35mm film photo from two summers ago, Tennessee
I spoke with a woman recently about how I wasn't crazy about how much Nashville has grown. As I bagged her stuff she started telling me if there's no growth, people won't want to stay. I agreed. I do think that statement is true. She kept going. My responses waned but her lecture didn't. I understand what she was trying to tell me but I also felt semi-attacked by her tone and word choice. Nothing was threatening, but I felt as if I was being talked down to because I am a young woman. A young woman who has lived in the Nashville area for twenty-three years. A young woman who has experienced more of Nashville and Tennessee than she has in her short few years here.
Each word that spilled from her lips in her northern accent felt like punches to my gut.
Maybe Nashville just isn't for me.
I've seen the open skyline become crowded. I've seen "hip" restaurants pop up in old landmarks. I've seen scooters clutter the sidewalks. I've seen those gates from CMA Fest permanently stay up on Broadway to make more room for pedestrians clinking-n-clanking in their cowboy boots. I've seen more murals and photo ops. I've been in crowds pushing to the front at a free concert just to be closer even though they showed up later than everyone else. I've seen old, lively parts of town become famished. Beautiful buildings deteriorating while trendy restaurants are cluttered with millennials and out-of-towners. I've seen random houses and apartment buildings pop up beside historical homes. I've seen two random houses plopped beside my Granny's yard. The beloved yard we used to play baseball in. I've seen Nashville mentioned on almost every show and movie. I've seen Nashville become glitzy. I mention I'm from here and it's like I am a rare animal.

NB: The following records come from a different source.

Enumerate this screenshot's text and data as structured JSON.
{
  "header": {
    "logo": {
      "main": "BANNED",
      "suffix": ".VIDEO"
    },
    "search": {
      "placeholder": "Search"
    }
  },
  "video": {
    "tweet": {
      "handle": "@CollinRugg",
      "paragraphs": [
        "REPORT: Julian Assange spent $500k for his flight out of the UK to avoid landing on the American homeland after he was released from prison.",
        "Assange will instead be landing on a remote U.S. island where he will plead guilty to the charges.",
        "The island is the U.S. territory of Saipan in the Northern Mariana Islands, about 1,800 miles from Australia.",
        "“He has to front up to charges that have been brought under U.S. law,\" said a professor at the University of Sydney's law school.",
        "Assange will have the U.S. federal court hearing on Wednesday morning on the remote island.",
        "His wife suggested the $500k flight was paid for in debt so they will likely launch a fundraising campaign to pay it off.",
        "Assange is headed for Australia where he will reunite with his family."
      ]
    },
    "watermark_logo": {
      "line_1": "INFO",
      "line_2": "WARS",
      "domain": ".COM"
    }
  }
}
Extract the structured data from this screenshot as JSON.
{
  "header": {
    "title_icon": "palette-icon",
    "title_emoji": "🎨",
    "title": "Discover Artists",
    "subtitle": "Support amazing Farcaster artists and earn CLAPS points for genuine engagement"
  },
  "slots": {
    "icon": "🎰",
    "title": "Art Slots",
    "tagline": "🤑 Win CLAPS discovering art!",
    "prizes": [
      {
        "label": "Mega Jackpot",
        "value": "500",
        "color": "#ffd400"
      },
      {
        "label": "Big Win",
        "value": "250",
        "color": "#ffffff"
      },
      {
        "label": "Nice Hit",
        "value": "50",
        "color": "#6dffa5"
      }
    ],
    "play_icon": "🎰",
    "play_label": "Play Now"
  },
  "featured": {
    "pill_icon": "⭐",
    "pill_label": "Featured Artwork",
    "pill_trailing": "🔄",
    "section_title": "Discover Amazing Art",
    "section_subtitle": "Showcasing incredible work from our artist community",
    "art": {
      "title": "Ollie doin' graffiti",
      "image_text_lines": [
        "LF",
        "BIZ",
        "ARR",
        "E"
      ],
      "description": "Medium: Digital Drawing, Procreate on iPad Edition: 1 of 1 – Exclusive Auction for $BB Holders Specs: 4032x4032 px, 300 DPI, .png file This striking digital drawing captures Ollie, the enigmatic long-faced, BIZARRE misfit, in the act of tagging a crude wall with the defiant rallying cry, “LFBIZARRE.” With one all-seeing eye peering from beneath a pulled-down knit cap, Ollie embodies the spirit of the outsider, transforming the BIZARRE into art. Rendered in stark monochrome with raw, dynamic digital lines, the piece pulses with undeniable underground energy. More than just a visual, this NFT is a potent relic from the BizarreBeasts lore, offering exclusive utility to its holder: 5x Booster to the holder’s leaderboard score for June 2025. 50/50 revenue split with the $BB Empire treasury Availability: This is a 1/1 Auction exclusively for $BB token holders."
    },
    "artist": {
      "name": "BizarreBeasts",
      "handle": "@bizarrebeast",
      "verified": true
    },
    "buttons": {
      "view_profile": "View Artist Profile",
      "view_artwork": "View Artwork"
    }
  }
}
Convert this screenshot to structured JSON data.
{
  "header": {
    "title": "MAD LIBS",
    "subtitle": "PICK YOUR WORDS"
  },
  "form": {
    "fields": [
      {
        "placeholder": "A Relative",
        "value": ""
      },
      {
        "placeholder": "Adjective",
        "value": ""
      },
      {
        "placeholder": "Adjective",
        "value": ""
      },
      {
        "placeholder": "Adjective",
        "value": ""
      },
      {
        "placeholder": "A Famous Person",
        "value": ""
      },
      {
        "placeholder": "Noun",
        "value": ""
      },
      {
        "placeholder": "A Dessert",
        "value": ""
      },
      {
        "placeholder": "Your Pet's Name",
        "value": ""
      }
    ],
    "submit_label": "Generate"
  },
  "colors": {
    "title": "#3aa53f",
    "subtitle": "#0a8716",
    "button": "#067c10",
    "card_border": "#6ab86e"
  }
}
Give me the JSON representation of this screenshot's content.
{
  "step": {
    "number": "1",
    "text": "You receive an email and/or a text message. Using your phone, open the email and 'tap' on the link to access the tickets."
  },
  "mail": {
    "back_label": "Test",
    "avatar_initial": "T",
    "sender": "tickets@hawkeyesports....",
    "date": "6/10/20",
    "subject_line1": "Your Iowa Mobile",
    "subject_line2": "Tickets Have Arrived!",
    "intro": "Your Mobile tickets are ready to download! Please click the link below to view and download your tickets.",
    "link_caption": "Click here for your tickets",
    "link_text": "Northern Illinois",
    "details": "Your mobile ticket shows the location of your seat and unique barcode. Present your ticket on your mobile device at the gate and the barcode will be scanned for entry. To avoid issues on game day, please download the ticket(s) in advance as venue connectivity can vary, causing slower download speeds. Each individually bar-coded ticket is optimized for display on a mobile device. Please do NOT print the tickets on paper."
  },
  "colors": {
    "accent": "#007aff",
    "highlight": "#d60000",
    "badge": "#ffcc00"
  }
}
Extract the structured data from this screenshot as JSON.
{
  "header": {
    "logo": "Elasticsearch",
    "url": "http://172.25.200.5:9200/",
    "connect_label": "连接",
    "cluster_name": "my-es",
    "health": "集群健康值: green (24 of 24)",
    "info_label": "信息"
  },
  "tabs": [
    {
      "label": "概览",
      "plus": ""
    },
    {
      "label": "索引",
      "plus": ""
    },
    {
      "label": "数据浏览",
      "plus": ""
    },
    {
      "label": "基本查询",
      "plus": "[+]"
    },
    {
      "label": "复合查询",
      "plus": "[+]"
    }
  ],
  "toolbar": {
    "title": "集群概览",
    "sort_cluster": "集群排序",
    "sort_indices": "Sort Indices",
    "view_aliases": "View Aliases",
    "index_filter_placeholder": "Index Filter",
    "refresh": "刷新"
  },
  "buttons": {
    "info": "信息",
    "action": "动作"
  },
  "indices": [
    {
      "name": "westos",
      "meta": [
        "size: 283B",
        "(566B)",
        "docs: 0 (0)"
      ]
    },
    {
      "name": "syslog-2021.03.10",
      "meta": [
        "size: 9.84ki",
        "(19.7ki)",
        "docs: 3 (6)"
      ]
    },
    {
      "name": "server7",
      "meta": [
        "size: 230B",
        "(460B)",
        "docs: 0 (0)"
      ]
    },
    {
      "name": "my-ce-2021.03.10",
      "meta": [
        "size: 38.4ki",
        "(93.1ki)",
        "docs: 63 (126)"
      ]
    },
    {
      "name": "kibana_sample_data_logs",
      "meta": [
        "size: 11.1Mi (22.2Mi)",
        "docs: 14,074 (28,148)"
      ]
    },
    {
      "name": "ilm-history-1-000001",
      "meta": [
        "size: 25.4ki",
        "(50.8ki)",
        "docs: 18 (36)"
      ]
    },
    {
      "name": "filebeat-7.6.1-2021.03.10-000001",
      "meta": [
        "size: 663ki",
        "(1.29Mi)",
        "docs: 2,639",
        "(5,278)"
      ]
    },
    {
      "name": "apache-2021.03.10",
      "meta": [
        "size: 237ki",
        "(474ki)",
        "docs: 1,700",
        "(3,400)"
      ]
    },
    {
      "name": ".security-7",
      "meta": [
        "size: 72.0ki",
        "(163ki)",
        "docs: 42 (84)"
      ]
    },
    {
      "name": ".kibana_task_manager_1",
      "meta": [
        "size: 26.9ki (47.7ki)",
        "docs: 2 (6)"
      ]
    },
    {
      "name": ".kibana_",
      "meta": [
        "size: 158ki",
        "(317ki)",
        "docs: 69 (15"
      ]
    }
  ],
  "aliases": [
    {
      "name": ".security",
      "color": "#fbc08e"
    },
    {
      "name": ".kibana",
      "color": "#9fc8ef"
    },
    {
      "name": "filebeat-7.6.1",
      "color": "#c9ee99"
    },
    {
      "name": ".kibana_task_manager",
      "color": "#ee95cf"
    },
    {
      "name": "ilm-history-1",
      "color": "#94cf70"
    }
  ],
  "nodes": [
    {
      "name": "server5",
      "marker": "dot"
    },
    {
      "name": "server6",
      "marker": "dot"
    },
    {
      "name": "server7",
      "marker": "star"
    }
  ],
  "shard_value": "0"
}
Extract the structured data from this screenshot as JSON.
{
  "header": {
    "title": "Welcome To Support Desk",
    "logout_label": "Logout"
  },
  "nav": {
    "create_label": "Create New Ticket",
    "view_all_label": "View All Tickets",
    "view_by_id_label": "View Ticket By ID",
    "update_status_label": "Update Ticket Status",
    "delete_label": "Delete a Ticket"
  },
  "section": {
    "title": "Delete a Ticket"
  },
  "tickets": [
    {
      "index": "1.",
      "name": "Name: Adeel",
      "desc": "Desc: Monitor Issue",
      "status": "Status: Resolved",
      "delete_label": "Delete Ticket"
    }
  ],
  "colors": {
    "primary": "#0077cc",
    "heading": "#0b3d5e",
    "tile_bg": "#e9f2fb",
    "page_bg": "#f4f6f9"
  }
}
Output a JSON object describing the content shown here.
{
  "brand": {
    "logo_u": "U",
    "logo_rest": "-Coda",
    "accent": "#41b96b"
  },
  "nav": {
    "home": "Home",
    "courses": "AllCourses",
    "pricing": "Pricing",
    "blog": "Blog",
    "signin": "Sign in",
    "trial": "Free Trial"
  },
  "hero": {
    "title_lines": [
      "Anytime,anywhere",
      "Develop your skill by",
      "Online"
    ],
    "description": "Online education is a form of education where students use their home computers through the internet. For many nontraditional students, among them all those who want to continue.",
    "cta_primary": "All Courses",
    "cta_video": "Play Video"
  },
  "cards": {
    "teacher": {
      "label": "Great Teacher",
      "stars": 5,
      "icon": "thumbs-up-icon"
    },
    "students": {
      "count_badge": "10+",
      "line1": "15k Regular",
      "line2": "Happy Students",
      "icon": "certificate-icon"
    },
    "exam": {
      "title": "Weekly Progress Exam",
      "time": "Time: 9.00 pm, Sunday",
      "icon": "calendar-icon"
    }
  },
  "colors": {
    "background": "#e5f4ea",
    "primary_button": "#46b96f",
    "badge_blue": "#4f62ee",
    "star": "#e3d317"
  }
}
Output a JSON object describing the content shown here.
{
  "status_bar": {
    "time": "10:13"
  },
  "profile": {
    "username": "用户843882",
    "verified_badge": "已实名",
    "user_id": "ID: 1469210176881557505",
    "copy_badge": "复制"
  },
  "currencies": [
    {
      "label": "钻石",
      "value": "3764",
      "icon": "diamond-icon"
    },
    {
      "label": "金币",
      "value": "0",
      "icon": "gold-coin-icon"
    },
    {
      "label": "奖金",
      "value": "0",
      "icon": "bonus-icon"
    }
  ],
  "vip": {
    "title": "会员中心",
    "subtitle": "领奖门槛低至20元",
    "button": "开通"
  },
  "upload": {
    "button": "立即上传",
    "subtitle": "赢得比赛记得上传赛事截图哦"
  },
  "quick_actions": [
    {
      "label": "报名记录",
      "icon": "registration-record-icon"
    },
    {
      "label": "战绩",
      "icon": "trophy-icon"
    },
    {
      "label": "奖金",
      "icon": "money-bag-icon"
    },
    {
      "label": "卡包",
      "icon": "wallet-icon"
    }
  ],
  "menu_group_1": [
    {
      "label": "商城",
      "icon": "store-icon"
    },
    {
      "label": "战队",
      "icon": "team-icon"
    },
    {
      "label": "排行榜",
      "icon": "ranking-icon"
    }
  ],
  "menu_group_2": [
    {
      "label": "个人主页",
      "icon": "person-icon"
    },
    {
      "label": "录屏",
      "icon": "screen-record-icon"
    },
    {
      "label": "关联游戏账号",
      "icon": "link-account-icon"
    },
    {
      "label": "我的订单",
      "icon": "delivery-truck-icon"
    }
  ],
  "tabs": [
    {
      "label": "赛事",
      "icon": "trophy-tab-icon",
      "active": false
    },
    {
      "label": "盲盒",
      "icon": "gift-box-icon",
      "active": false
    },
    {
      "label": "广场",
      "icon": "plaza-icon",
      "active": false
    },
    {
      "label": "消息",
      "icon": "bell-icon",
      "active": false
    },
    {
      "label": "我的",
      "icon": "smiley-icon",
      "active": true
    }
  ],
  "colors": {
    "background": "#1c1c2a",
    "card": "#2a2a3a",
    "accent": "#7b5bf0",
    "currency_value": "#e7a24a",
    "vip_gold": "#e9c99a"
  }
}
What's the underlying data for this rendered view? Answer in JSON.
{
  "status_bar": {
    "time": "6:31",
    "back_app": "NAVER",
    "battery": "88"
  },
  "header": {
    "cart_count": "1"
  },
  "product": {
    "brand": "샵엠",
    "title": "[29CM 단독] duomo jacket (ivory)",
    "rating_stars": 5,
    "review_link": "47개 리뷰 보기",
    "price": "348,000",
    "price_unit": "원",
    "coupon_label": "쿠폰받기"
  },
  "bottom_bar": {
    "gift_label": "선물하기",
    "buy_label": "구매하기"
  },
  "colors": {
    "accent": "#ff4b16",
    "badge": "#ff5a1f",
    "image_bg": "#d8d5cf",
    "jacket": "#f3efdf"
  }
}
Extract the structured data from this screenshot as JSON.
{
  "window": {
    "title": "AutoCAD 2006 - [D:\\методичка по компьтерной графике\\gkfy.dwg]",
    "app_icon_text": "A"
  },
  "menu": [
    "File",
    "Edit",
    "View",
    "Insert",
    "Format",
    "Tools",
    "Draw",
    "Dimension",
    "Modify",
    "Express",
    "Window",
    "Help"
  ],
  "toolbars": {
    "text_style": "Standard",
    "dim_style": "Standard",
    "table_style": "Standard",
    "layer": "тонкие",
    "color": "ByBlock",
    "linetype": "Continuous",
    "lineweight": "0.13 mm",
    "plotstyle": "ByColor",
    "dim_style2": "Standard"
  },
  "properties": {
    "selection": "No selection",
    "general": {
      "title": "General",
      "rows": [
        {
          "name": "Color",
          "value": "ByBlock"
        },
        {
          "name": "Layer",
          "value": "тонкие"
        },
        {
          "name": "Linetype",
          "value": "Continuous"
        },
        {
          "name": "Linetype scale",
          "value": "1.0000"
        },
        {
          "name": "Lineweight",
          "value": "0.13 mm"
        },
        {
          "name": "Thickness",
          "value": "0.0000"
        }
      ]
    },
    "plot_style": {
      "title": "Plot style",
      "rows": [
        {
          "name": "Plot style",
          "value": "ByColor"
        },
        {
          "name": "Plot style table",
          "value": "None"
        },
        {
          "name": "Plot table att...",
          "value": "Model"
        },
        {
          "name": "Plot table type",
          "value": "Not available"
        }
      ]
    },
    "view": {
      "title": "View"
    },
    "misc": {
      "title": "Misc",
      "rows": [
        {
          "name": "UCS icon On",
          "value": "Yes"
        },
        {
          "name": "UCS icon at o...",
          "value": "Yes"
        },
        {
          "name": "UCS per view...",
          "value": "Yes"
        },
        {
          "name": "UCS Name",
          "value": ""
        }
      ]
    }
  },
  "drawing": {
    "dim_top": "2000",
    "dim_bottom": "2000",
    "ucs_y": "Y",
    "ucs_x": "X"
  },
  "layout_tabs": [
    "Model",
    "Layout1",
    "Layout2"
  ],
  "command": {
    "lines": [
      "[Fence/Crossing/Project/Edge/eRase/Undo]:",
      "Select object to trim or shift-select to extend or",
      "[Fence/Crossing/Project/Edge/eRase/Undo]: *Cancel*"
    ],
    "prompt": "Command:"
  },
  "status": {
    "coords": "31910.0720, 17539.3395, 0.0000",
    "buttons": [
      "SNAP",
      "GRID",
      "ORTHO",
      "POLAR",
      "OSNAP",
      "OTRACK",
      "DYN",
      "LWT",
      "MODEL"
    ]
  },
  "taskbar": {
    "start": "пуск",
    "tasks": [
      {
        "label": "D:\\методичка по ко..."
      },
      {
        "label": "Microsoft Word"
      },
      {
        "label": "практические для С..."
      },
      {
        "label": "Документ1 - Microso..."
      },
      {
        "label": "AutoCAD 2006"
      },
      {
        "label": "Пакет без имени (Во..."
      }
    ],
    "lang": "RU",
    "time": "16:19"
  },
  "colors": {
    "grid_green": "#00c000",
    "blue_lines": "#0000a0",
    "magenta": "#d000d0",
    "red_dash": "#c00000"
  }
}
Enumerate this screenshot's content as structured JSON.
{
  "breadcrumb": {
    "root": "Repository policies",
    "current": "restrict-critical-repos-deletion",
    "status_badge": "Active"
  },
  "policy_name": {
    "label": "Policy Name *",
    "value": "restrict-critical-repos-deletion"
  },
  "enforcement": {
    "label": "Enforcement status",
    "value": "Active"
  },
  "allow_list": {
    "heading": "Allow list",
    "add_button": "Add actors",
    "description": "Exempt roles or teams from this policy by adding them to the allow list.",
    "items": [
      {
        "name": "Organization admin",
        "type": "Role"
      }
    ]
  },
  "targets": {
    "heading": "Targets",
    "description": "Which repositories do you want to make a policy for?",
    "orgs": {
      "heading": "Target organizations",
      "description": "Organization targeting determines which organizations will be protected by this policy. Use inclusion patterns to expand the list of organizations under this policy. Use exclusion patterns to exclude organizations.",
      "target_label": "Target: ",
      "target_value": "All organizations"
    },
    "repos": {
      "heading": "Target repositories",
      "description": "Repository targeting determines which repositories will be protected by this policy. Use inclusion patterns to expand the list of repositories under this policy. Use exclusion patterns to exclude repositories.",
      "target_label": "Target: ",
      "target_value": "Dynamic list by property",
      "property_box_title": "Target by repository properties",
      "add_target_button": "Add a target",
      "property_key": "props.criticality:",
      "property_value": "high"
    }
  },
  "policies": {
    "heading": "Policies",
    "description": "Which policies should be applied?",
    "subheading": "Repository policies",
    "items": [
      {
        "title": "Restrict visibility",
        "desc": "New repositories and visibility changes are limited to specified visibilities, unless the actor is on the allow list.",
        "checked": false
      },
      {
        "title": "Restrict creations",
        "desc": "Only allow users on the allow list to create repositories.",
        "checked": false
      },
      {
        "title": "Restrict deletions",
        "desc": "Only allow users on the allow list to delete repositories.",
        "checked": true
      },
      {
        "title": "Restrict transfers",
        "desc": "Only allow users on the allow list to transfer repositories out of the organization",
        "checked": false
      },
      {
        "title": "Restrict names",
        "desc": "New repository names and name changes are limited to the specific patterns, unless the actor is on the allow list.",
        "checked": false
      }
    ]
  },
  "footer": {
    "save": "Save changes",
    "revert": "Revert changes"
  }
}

I am happy to see growth. I am happy that people love it here and find solace in this once-little town.
Yet... the solace I used to find here is gone.
I remember when going downtown felt like a special occasion. I used to get so excited to be downtown. My first concert at Gaylord Entertainment Center. Driving down 65 and staring at the Batman building. Eyes agog. I volunteered at the Frist for a couple years. I drove by enormous construction on a hotel every single day. That once open part of town now shaded by a shiny silver hotel. It has become a tiny, maybe evil, game for me to try to spot the tourist. Usually cowboy boots and a dress. Now it's even easier because they're usually on a scooter or all dressed the same. I roll my eyes as drunk women shout from a pedal tavern when I'm just trying to drive home from a nearly 9-hour retail work day.
I say all of this to say- Nashville will always be home. It will always have some sort of spark for me. (Though I do believe working down there nearly every day for the past year has changed my excitement about the city.) I just don't know if I want it to be my forever home. I love driving around finding new places. But I don't feel like I fit in to the "new crowd." Maybe this is also coming from a weird, elderly mentality I have about newness. Waving my cane at the changes as my house coat drapes over my weak shoulders. A "get off my lawn" kinda thing. I drive around sometimes and just feel like this is not where I am meant to be. I can't see myself visiting the local haunts and dives. The ones I have enjoyed haven't been located directly downtown. There's something about being in that crowd downtown that makes me feel so alone. No one notices me but I feel like an obnoxious neon sign, flashing and flashing until I feel like I'm okay again.
And don't get me wrong, I still enjoy being downtown and hanging out finding new places. The Ryman and the Frist are my two most favorite places on this entire universe. But... I just don't feel like I belong.
I grew up thinking I should be in California. Hollywood. Los Angeles. Among the stars. I thought I would be a movie star, a singer, an actress. All three! Throwing my feather boa over my shoulder while I peer at the photographers over pink-tinted, frameless, rhinestone sunglasses. Ever since I hopped off the plane at LAX*, there was an overwhelming sense of "you are home." I never felt like a tourist. I never felt out of place. I felt like I was where I always dreamed of being. Every day since I've been gone I think about it. Those endless horizons. The sun and the gargantuan billboards like posters in a movie theater. If money wasn't an issue I would be writing this there right now. Maybe these feelings come from having a boyfriend from there, and my longing to see him for more than a few times a year. But then the memory of waking up to the view of houses on hills surrounded by lush trees envelops my senses. How peaceful that
was.
My ideal place is somewhere with trees. Green grass. Open spaces. Close enough to the city but far enough to take a breath from the bustle. I had someone tell me that maybe the reason I felt so at ease in LA was that there are literally so many people there, no one notices you. You don't feel judged because no one is paying attention to you. That sense of privacy in a crowd is oddly liberating. I don't feel that in Nashville. I feel like I am being stared at. No one stared in LA. I was one of them. Here, I feel like there are still eccentricities about me that people can't figure out.
And this could be all in my head. Maybe I'm talking out of my back end and I should wipe it and flush it and move on.
I want to feel the happiness I see other people feel while in Nashville. I don't want to feel like a foreigner in my own town.
Until then, I'm still a native Nashvillian with a California Soul.
*if you got this reference, I love you.